ナマエちゃんの顔が伏せられて、表情が見えにくい。だけど、苦し紛れに発せられた言葉尻には明らかな動揺が滲んでいる。
傷つけた、と思った。今日一日、ずっとナマエちゃんの善意に寄りかかってばかりだったくせに、今になってその善意に背くようなことを言った。きっとナマエちゃんは、ぼくの傷を解って、理解した上で優しかった。そんな女の子を困らせながら、ぼくはこの後どうなりたいのか、分からなかった。

「い、いけま、せん……」
「うん」

ナマエちゃんの、絞り出すように苦しげな声は、徐々に萎んでいった。頷くぼくの顔も見ずに、ナマエちゃんはただ俯いていた。目元に前髪の影が落ちるせいで、表情が余計に暗く見える。青ざめてさえ見える。
「行かない」と、言ってくれて良かった。

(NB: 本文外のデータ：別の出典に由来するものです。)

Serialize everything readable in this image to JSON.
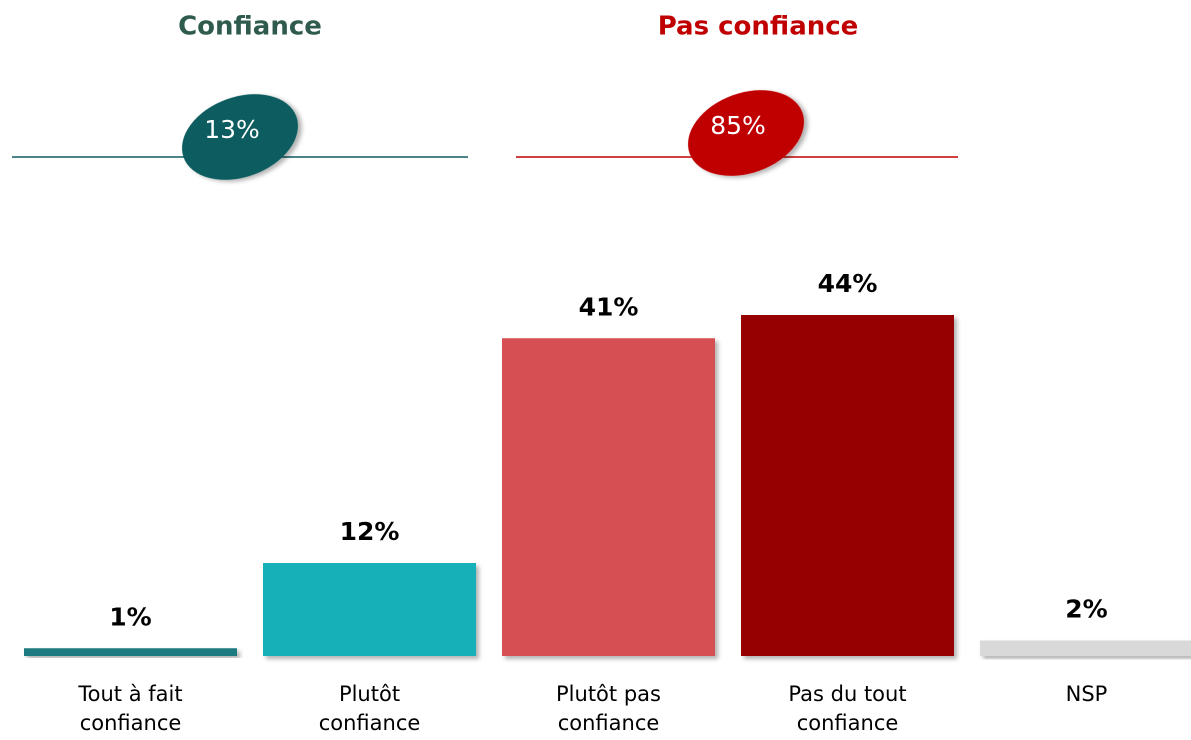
{
  "chart_data": {
    "type": "bar",
    "groups": [
      {
        "name": "Confiance",
        "value": 13,
        "value_label": "13%",
        "color": "#0f5c5e"
      },
      {
        "name": "Pas confiance",
        "value": 85,
        "value_label": "85%",
        "color": "#c00000"
      }
    ],
    "categories": [
      "Tout à fait confiance",
      "Plutôt confiance",
      "Plutôt pas confiance",
      "Pas du tout confiance",
      "NSP"
    ],
    "values": [
      1,
      12,
      41,
      44,
      2
    ],
    "value_labels": [
      "1%",
      "12%",
      "41%",
      "44%",
      "2%"
    ],
    "colors": [
      "#1a7a80",
      "#14b0b8",
      "#d65053",
      "#960000",
      "#d9d9d9"
    ],
    "ylim": [
      0,
      50
    ]
  }
}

ようやく、彼女の手を離してあげられる。もういいよ、大丈夫、ごめんね、と伝えた後に、さようならを言って、またこれまで通りの生活に戻る。これまで通りの関係に戻る。それで良いんだと思う。
聡い子だなあ、と思った。優しいけれど、境界線を越えないためのものさしを持っている。優しさと甘さの違いを分かって、そこを履き違えない。

「今日は」

ごめん、と言いかけて、けれどぼくの言葉を遮るように、ナマエちゃんは「あの!」と大きな声をあげた。

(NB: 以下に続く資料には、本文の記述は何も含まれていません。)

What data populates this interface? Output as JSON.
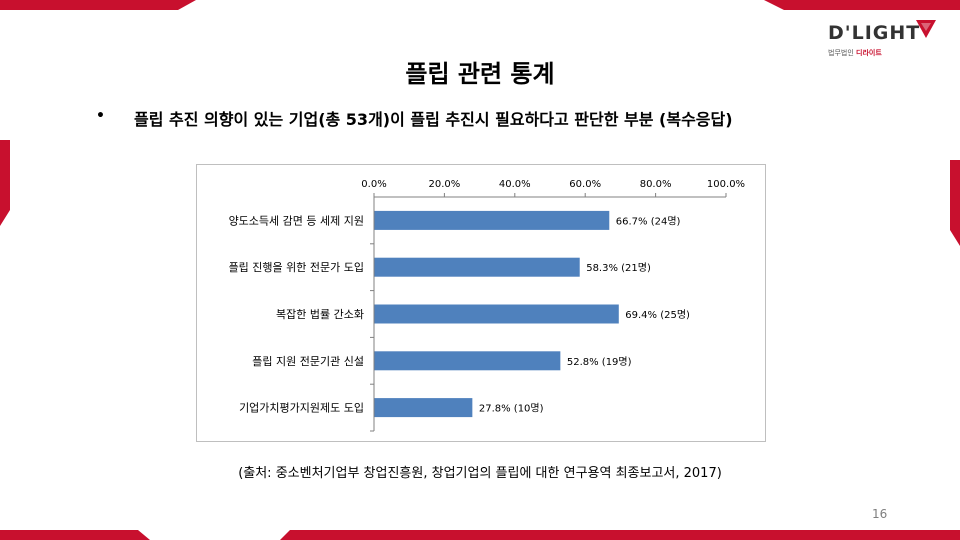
{
  "logo": {
    "wordmark": "D'LIGHT",
    "sub_prefix": "법무법인",
    "sub_name": "디라이트"
  },
  "slide": {
    "title": "플립 관련 통계",
    "bullet": "•",
    "subtitle": "플립 추진 의향이 있는 기업(총 53개)이 플립 추진시 필요하다고 판단한 부분 (복수응답)",
    "source": "(출처: 중소벤처기업부 창업진흥원, 창업기업의 플립에 대한 연구용역 최종보고서, 2017)",
    "page_number": "16"
  },
  "chart_data": {
    "type": "bar",
    "orientation": "horizontal",
    "categories": [
      "양도소득세 감면 등 세제 지원",
      "플립 진행을 위한 전문가 도입",
      "복잡한 법률 간소화",
      "플립 지원 전문기관 신설",
      "기업가치평가지원제도 도입"
    ],
    "values": [
      66.7,
      58.3,
      69.4,
      52.8,
      27.8
    ],
    "data_labels": [
      "66.7% (24명)",
      "58.3% (21명)",
      "69.4% (25명)",
      "52.8% (19명)",
      "27.8% (10명)"
    ],
    "x_ticks": [
      "0.0%",
      "20.0%",
      "40.0%",
      "60.0%",
      "80.0%",
      "100.0%"
    ],
    "xlim": [
      0,
      100
    ],
    "axis_position": "top",
    "grid": false,
    "bar_color": "#4f81bd"
  },
  "colors": {
    "accent": "#c8102e",
    "bar": "#4f81bd"
  }
}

「クダリさん、ちょっと、ちょっとそこで待っててください」

手をわたわたと動かしながらそう言うなり、ナマエちゃんは即座に身を翻し、風のように走り去ってしまった。

「え、ええ……?」

取り残されちゃった。

寄る辺なく、迷子のように立ち尽くしながら、ぼくはポカンと口を開けることしかできなかった。
待ってて、と言われても、どうしたらいいのか。ちょっとだけオロオロしながら、そばにある小さな公園のベンチに目を留め、フワフワした足取りで近づく。レンガでできた花壇の脇を通り抜け、ベンチに静かに腰を落ち着かせてみると、少しだけ不安が和らいだような気がした。

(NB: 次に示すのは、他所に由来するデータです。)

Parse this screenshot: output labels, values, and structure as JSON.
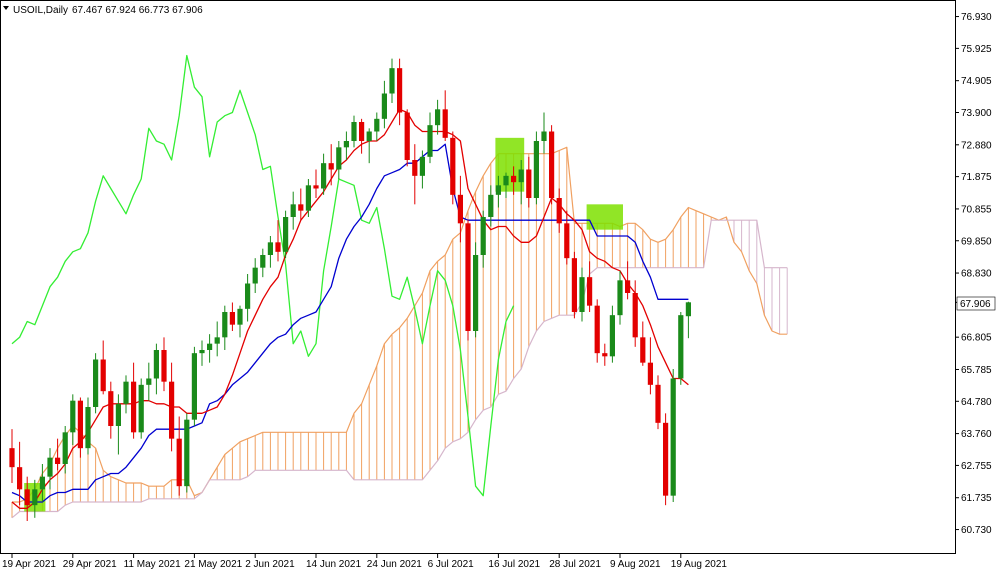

とても静かだ。日が落ち切った小さな公園には、小さなこどもも、お迎えの親も、誰もいない。入り口に面した通りでは、帰路を急ぐサラリーマンが足を急がせているけれど、公園の中はささやかな風が通り抜けるばかりだった。入り口を隔てて、公園の中と外が切り離されているような感覚だ。
ゆるんだ空気に冷たい風が混じって、首元を吹き抜けていく。寒さで肌が粟立って、思わずゼニガメみたいに首を縮めてしまった。

「おまたせしました」

ナマエちゃんが息を切らしながら、しかしなにやら慎重な足取りで駆けてくる。手にはおっきなビニール袋。ナマエちゃんはベンチの端に腰掛けて、ぼくとナマエちゃんの間、ベンチの真ん中に袋を置いた。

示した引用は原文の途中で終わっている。